(sumber gambar: lesartistescontemporains.com) |
Bukan
menjadi hal yang mengherankan lagi, bahwa hidup kita saat ini sangat dekat dan
lekat dengan media sosial (medsos) yang dapat diakses dari berbagai piranti
canggih. Medsos menjadi benda ajaib yang mungkin belum pernah diterka akan
menjadi mainan baru manusia jaman ini dengan segala baik buruknya. Medsos menjadi
persinggahan yang sangat permisif hingga manusia dapat membagikan hal yang
dahulu mungkin hanya akan diketahui oleh diri sendiri, Tuhan dan dinding kamar.
Medsos
dengan berbagai format dan jenis peruntukan, telah menjadi agen perubahan
kehidupan manusia. Melalui medsos, manusia dapat menskenariokan diri menjadi
tokoh apapun sesuai keinginannya. Seperti saya singgung di paragraf atas,
medsos merupakan media yang sangat permisif. Kita bebas melakukan apa saja,
tentu dengan beberapa konsekuensi yang harus kita bayar di kemudian hari.
Medsos
pada dasarnya adalah media untuk berinteraksi. Fungsinya tak beda jauh dengan
bertelepon, berkirim telegram atau mengutus merpati untuk menyampaikan secarik
pesan. Hanya saja, saat ini, dimana kemajuan teknologi sungguh pesat, interaksi
mengalami perkembangan yang di dalamnya terkandung perubahan pada media, cara
dan mungkin rasa.
Dalam
berinteraksi, tentu akan terdapat proyek bernama berbagi. Medsos mempermudah manusia
untuk membagikan apa pun yang dipunyainya. Bebas, bebas sekali.
Medsos
memang ada untuk berbagi. Berbagi menjadi ciri autentik manusia yang memang diprogram
Tuhan untuk menjadi makhluk sosial. Yang menjadi pengamatan saya, atau mungkin
banyak orang di luar sana, medsos dalam perjalanannya menjadi lembaga baru yang
sungguh nyaman untuk show off, untuk
memamerkan segala hal.
Pamer
adalah keponakan dari berbagi. Namun, pamer dan berbagi memiliki esensi yang
berbeda. Berbagi membawa kemaslahatan, sedangkan pamer belum jelas fungsinya
selain untuk unjuk kepunyaan.
Menurut
Kamus Besar Bahasa Indonesia pamer adalah
menunjukkan (mendemonstrasikan) sesuatu yang dimiliki kepada orang lain dengan
maksud memperlihatkan kelebihan atau keunggulan untuk menyombongkan diri. Dari
definisi resmi itu, jelas bahwa pamer dilakukan bukan dengan niat luhur. Pamer
dilakukan untuk mempertontonkan apa yang dimilikinya kepada orang lain.
***
Pamer
dalam konteks era medsos memiliki banyak sekali jenis teknik. Mulai dari teknik
pamer terang-terangan sampai kepada jenis pamer terselubung (dislimurke). Orang yang tidak suka pamer
dan orang yang suka pamer memiliki berbagai macam kemungkinan. Berikut ini
kemungkinan-kemungkinan tentang orang yang tidak dan suka pamer:
Orang
yang tidak suka pamer
a.
Memang ia tipe orang yang tak suka berpamer.

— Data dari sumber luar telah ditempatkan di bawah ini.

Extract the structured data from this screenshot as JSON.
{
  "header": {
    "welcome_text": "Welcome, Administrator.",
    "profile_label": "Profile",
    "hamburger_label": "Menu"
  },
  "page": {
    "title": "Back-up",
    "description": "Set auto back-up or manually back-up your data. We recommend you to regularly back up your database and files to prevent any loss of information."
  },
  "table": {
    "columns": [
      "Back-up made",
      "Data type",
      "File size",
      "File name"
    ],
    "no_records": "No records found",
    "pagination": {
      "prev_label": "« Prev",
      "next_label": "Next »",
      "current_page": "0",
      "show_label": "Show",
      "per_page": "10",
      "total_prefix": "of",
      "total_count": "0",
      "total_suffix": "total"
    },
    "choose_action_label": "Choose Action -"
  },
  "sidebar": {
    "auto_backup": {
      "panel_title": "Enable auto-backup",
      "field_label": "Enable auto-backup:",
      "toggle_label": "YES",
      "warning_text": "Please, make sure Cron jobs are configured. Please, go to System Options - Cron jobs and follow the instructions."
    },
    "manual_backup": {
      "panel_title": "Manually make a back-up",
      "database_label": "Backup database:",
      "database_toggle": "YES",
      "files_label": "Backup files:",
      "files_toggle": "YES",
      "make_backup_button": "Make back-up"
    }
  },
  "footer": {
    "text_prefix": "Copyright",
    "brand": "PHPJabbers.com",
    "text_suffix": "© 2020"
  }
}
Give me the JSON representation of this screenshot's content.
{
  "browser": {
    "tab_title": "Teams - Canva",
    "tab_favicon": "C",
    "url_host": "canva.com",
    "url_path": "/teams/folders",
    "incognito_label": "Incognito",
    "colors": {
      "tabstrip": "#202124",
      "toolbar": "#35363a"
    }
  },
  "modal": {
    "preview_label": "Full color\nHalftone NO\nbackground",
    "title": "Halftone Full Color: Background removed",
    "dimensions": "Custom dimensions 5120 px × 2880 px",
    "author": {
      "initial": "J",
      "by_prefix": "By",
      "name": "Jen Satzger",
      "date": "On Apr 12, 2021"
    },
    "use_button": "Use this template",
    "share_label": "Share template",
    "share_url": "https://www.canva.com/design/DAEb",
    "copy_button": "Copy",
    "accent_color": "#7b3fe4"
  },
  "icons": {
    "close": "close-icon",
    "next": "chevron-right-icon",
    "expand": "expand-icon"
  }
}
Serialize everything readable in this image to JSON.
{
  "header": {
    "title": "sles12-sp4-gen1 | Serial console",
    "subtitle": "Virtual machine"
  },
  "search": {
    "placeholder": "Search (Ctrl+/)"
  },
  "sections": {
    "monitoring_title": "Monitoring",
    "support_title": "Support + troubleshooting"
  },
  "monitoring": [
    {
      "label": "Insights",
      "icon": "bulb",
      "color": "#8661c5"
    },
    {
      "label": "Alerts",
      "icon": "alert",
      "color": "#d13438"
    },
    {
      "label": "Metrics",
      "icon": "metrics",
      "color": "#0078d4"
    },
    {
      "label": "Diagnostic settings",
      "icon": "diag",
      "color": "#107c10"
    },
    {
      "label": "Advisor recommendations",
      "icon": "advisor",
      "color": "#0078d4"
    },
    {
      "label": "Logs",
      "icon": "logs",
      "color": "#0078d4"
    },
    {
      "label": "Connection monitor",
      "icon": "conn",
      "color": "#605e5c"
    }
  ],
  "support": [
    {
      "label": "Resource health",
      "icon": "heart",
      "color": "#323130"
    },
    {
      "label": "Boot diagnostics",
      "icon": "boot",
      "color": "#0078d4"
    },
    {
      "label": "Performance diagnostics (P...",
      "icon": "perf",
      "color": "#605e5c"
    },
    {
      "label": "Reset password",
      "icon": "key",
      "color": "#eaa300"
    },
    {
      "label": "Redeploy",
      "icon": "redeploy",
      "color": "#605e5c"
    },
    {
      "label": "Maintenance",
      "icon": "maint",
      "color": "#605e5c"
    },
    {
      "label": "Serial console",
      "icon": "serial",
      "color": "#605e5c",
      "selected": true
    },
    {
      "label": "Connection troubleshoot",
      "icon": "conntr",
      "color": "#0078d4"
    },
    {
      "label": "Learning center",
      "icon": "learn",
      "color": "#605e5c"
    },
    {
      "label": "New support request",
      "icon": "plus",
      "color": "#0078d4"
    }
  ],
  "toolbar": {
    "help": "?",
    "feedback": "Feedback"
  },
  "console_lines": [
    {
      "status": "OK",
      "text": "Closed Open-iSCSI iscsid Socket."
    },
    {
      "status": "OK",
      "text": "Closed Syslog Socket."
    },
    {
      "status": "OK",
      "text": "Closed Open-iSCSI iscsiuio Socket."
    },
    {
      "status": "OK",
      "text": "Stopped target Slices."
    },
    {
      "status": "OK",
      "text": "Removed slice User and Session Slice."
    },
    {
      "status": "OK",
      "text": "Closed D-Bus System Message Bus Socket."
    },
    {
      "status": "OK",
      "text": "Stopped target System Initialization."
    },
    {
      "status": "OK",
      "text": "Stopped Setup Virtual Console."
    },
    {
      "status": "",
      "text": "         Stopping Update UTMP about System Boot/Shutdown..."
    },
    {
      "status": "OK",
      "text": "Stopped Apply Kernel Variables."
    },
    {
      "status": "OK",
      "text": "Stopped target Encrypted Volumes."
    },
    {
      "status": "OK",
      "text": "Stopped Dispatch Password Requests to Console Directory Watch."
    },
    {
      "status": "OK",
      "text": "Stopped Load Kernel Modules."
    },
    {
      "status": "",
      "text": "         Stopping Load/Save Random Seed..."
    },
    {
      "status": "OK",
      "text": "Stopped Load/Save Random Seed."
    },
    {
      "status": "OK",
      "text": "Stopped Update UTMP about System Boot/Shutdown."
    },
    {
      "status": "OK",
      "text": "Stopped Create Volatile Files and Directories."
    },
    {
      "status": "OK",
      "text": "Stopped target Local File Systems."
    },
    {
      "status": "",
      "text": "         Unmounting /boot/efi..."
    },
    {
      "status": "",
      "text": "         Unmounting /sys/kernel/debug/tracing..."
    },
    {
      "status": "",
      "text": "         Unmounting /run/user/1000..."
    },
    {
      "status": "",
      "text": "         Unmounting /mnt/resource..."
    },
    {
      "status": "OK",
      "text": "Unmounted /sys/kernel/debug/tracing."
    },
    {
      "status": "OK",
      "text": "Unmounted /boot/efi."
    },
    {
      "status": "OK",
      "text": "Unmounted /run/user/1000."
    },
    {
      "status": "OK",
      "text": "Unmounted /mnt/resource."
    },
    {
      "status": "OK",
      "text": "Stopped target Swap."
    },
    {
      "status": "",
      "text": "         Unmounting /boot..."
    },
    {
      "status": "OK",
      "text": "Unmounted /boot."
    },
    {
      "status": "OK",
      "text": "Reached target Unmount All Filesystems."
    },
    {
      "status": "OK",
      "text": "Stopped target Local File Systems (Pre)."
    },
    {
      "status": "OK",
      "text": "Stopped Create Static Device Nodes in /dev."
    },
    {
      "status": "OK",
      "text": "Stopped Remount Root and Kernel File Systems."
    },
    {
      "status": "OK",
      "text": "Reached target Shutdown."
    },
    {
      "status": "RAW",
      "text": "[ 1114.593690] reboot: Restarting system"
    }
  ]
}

Sudah wataknya memang demikian.
b.
Ia tidak memiliki sesuatu yang menurutnya pantas
untuk dipamerkan
c. Ia sudah lama memiliki sesuatu, yang mungkin
bagi orang lain hebat dan pantas dipamerkan, hanya karena ia sudah lama
memilikinya, lalu merasa biasa saja
Orang
yang suka berpamer
a.
Memang dari lahir ia suka berpamer, sudah
wataknya seperti itu
b. Ia baru saja memiliki sesuatu, sehingga ia
merasa heran sendiri dan tak tahan untuk menyiarkannya ke seluruh dunia
Kira-kira
seperti itu beberapa kemungkinan variabel penyebab mengapa orang suka dan tidak
suka pamer. Sekarang, mari bergeser ke beberapa teknik pamer di medsos. Berikut
ini beberapa diantaranya:
a.
Suka selfie
dengan jurus Camera360
Selfie tentu
salah satu bentuk pamer. Memamerkan keindahan wajah, tubuh atau benda di
belakangnya. Itu semua tak masalah, sampai pada digunakannya software penyunting foto yang pada akhirnya
merugikan pelaku selfie sendiri.
Dengan software Camera360, wajah akan
menjadi terlihat lebih bening dan bibir menjadi ranum, tak peduli bagaimana
penampakan asli si objek foto. Walau memang fitrah manusia ingin tampil indah,
namun dengan melakukan manipulasi seperti itu, akan membawa kepada kekecewaan
jika kelak ada seseorang yang tertarik dengan penampakan di foto, lalu ingin
melakukan perjumpaan secara langsung. Niscaya, ia akan berpekik: “LHA KOK
JEBULNYA BEGINI? PIYE IKI? *lalu lapor
polisi dengan kasus penipuan dan perbuatan tidak menyenangkan*
b.
Berfoto di depan kaca
Berfoto dengan model seperti itu akan memunculkan dugaan,
selain sedang memamerkan penampilan hari ini (outfit of the day), sebenarnya juga sedang menampilkan back cover gadget yang digunakan untuk
berfoto, dan si pemirsa akan berdecak kagum: “HAPENYA KEREN BEUH, MERK MITU
BEUH”
c.
Teknik peletakan benda-benda keren
Jamak terlihat, selain memamerkan makanan yang akan atau
sedang dikonsumsi melalui foto, beberapa orang dengan sengaja meletakkan
benda-benda yang mungkin menurutnya akan menaikkan citra dirinya. Di foto-foto
kasus ini, di samping piring, atau terselip di bawah kaki meja (?) akan
terlihat kunci mobil, ponsel mahal dan tangan gebetan (?)
d.
Difoto hanya ketika makan di tempat keren
Kasus seperti ini bisa disebut sebagai hiperealitas.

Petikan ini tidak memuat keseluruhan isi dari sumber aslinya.